Betto found a large, smooth stone and placed it gently under my head. Then he and the rest of the legionaries moved off down the hill. Betto and Malchus touched Livia’s shoulders lightly as they passed. She was wearing her belted healer’s tunic, stained from work. I wondered if she had been the one to treat Curio’s wounds. Cradled in her arms was a small child. In two days, Felix would be a year old.

She knelt in the space made where the two pieces of wood were joined. “Here is your son,” she said. She put Felix down in the tight triangle of ground between us. He giggled and picked at the bark on the unplaned side of the beam. I spoke to him softly and finally got his attention. He put both hands on my face, squeezed my cheeks and laughed. I smiled, my mouth and chest tight. Something I would not be able to control began to well up inside me. Thankfully, at that moment he turned, held his arms in the air and Livia picked him up.
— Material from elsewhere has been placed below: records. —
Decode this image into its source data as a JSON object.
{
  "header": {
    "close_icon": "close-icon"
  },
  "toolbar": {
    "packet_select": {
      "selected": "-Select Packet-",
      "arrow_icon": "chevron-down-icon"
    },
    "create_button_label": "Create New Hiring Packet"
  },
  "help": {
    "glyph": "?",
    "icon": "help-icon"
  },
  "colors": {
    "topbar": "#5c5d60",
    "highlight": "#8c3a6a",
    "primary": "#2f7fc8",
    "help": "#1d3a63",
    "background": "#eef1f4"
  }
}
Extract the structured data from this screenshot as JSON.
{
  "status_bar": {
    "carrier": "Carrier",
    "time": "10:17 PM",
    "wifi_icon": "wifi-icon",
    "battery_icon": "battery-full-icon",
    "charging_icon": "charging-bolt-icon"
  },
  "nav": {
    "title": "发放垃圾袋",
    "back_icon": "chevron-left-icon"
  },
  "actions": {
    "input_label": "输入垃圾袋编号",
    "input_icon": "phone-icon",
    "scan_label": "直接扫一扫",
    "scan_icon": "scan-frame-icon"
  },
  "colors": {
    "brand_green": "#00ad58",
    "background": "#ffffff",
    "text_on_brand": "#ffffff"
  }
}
“He has your looks,” I said.

“He’ll most likely have my temper as well.”

“One of your finest features. That and your whistling. How is Hanno?”

“Oblivious. Soon he’ll be destroyed, like the rest of us.”

“You’ll see to him, though.”

“He was surviving before he met you. I expect he’ll do as well when you’ve gone.” She inhaled deeply and blew the air out slowly. “I came out here with half a hundred questions to which I already knew the answers. There’s no point to any of it, is there?” Her voice constricted with her breathing. “You’ve killed yourself, Andros. And murdered me.”

“I’m hoping you’ll forgive me.”

“No. I never shall.”

“I know. I understand.”

“I understand, too, I do. I know why you did what you did. But you had no right.”

“Little fox, I had no choice.”

“You always have a choice, you stupid man! Who gave you the right to act as one? You were not one. We were the three of us. You had no right.” Her voice trailed off, but she refused to allow any tears to fall.

“What if you were given the chance, Livia, to do something you knew was just and good? Something that would make right at least a little of the wrong.”

“I would never leave you; I would never leave our son.”

“Even if it meant your freedom?”

“Death is not freedom, Alexandros. It’s just death.”

Livia put Felix down on the ground beyond the beam above my right arm. He sat, crossing his chubby legs, happily bubbling to himself as the patch of ground before him became a new unexplored universe. She wasn’t tired of holding him. She wanted her hands free.